Nachdem mit dem Simon-Wiesenthal-Zentrum in Los Angeles wieder eine jüdische Einrichtung den nahezu vergessenen Konsul ehrte (1986), begann auch Portugal einen Prozess der Rehabilitierung des einstigen Staatsbeamten, der mit seinem Handeln den Grundstein für Portugals Ruf als Zufluchtsort für Verfolgte gelegt hatte. 1987 verlieh ihm Portugal posthum den Freiheitsorden, womit allerdings immer noch nicht seine diplomatische Ehre wiederhergestellt war. Erst nachdem in Bordeaux das Comité national français en hommage à Aristide de Sousa Mendes gegründet worden war, konnte sich Lissabon dazu durchringen, ihn vollständig zu rehabilitieren. Am 18. März 1988 liess das Portugiesische Parlament alle gegen seine Person erhobenen Vorwürfe fallen, er wurde posthum wieder in das diplomatische Corps aufgenommen, zum bevollmächtigten Minister befördert und erhielt die höchste Auszeichnung des Landes, den Verdienstorden.

Viel Feind, keine Ehr

Ganz ähnlich wie Sousa Mendes hatte sich die ehemalige Leiterin der Bremer Aussenstelle des Bamf geäussert. „Denken Sie daran, dass hinter jedem Menschen ein Schicksal steht“, wird sie im Spiegel vom 26.5.2018 zitiert. Das Drama im Sinjar-Gebirge 2014 ist noch nicht vergessen, als 200'000 Jesiden vor den schwarz gekleideten IS-Kämpfern flohen, die ihnen bestenfalls die Wahl zwischen Zwangskonvertierung oder Tod liessen. In nur sechzig Tagen, von Juli bis August, ermordete der IS 5000 jesidische Männer.
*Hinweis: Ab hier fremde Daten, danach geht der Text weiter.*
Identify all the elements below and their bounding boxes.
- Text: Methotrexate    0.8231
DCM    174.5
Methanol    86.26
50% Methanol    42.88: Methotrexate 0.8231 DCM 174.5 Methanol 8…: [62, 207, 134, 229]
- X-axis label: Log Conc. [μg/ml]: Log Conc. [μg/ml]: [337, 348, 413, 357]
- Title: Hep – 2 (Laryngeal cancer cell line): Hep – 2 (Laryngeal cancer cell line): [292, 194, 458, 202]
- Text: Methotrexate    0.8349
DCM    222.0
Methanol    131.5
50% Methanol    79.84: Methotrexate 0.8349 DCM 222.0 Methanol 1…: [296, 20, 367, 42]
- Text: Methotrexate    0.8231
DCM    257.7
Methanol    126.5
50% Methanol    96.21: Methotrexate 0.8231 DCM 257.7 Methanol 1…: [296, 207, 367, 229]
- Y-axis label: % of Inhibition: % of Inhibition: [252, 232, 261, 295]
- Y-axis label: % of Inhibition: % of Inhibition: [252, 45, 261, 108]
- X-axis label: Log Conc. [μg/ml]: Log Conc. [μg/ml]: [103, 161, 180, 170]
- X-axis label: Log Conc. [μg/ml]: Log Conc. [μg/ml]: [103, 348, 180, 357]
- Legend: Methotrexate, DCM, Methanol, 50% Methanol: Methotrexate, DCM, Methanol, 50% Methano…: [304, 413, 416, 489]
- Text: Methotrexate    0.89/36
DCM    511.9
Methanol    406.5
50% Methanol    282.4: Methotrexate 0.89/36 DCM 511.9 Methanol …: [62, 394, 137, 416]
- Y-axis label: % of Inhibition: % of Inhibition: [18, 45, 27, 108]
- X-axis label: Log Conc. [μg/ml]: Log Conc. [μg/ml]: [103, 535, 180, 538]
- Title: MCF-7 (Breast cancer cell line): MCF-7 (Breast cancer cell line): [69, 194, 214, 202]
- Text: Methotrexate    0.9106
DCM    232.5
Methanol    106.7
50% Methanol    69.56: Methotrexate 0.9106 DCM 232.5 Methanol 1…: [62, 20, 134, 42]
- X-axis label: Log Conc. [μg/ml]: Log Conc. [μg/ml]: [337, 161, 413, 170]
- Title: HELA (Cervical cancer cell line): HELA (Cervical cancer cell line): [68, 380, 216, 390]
Nun hat die Dame in Bremen aus deutscher Mediensicht allerdings gleich zwei Fehler begangen: Sie hat nicht nur „aus naiver Menschlichkeit“ vielen Jesiden ohne die erforderliche Prüfung ihrer Identitäten und ihrer Rechtsansprüche quasi im Fliessbandverfahren Flüchtlingsschutz gewährt. Nein, sie hat „nicht nur verfolgten Jesiden aus Syrien und dem Irak“ Aufenthalt in den schönen deutschen Gauen verschafft, „sondern auch Lügnern und Betrügern, verurteilten Schleusern, Gewalttätern und mutmasslichen Extremisten“, berichtet der Spiegel.

Bleibt nur zu hoffen, dass sie dereinst wie Sousa Mendes rehabilitiert und wegen ihrer „naiven Menschlichkeit“ vielleicht sogar geehrt wird.